Suspect # 1: Investment Managers
Client-manager meetings are unfortunately sales meetings. Manager who had a lucky streak the past few years seek prospective clients and present them with their fabulous track record to gain new clients. No manager will admit that markets today are very efficient and competitive, and that it is hardly impossible to beat the market consistently over time. They present their performance as a product of skill rather than luck.Suspect # 2: Investment Consultants
Institutional clients often employ investment consultants who help monitoring hired managers and help selecting new managers. Since no consultant can consistently identify the future winning and losing managers, the consultant will want to diversify into different managers. And the more managers he oversees, the more work he has and fees he can justify. The consultant will want to develop a personal service relationship by increasing the amounts of emails, phone calls etc.Worse, as a consultant, you will not present managers whose investment style suffered in the past few year. You will want to present the investment committee the "winner", but will not tell him, that you are in no position to separate consistently winners from losers. Result: The consulting firm's client will select manager after their best years, and fire managers after their worst years.

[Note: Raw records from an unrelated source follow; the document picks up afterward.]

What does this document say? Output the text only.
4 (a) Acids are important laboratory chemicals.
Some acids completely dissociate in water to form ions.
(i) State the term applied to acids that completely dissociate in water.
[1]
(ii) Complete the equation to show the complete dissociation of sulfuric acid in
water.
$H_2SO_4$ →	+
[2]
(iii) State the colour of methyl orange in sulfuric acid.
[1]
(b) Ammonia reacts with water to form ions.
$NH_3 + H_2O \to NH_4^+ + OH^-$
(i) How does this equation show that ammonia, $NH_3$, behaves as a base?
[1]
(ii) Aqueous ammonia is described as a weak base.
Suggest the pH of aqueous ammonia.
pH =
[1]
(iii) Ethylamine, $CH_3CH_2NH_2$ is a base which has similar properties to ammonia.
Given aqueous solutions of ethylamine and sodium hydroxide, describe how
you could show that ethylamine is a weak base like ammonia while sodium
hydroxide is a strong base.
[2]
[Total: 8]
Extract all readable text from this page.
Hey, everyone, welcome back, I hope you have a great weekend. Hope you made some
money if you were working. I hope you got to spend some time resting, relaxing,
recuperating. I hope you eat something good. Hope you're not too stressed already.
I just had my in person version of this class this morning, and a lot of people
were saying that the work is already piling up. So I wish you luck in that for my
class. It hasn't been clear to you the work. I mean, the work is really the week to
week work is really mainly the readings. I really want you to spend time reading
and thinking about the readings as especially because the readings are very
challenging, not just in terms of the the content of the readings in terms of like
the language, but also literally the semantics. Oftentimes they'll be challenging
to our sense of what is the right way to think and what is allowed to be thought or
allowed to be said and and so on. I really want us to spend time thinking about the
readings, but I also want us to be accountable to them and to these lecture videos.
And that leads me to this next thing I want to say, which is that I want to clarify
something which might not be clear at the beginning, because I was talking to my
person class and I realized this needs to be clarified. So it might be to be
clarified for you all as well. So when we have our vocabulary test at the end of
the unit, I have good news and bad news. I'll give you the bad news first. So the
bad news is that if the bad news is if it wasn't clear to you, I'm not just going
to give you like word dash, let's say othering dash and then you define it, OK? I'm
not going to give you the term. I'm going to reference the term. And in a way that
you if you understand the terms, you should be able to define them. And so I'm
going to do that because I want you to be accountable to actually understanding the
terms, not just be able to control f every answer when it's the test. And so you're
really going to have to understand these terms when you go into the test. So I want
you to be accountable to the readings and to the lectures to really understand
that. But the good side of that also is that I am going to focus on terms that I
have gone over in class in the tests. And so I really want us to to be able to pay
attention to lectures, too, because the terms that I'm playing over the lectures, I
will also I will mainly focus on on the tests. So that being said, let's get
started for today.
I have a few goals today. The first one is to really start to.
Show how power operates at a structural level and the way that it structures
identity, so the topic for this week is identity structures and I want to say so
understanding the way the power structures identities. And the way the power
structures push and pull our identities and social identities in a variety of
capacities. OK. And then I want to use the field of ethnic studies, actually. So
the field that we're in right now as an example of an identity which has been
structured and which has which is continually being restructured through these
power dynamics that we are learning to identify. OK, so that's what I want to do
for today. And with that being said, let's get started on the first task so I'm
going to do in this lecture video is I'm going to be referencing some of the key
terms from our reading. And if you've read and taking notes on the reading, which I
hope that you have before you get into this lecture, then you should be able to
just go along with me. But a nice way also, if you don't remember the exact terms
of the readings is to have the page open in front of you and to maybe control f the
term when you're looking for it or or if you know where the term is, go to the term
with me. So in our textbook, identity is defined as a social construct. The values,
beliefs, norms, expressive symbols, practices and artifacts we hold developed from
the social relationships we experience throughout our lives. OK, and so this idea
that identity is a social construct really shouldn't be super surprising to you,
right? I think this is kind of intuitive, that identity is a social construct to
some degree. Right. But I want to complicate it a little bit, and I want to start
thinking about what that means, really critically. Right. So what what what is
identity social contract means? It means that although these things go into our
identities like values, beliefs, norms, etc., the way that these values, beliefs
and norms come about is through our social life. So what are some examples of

Suspect # 3: Fund Executives
Fund executives are usually cautious processing people. But the representatives of investment managers are socially dominant people who are "skilled at closing transactions" with fund executives, called gate keepers among investment managers. Hence, fund executives will be overwhelmed by consultants and the managers sales people.Suspect # 4: Investment Committees
The committee hires usually the the managers whose past performance was most compelling and made the most persuasive presentation (sales skill!)Committees' member suffer usually following handicaps:
- They believe, it is their duty to select top managers and that past performance is a guide for future performance.
- Bevioural finance aspects, like overreacting to recent events and neglecting long term facts (like returns reverting to the mean).
- Listening to closely to an investment consultant, who is primarily following hits own interest.
- Being too much hands on in fields they shouldn't meddle (like investment management decisions) and having not enough time for the important questions of the funds governance.
Conclusion
All involved parties are to blame, yet none will recognize "its own role in in the crime".In my opinion, it is important to keep costs in check and not choose a manager because of his fabulous short term performance. On the contrary, I have recently bought the Julius Baer Multipartner - Gold Equity Fund precisely because their recent performance (this year in USD -17.3%) was bad and knowing that the management team of this fund is very skillful. Also keep in mind, that although capital markets are efficient most of the time, but not always: In the world of efficient markets there shouldn't be any bubbles, and behavioural finance explains why humans often create market anomalies through their irrationality.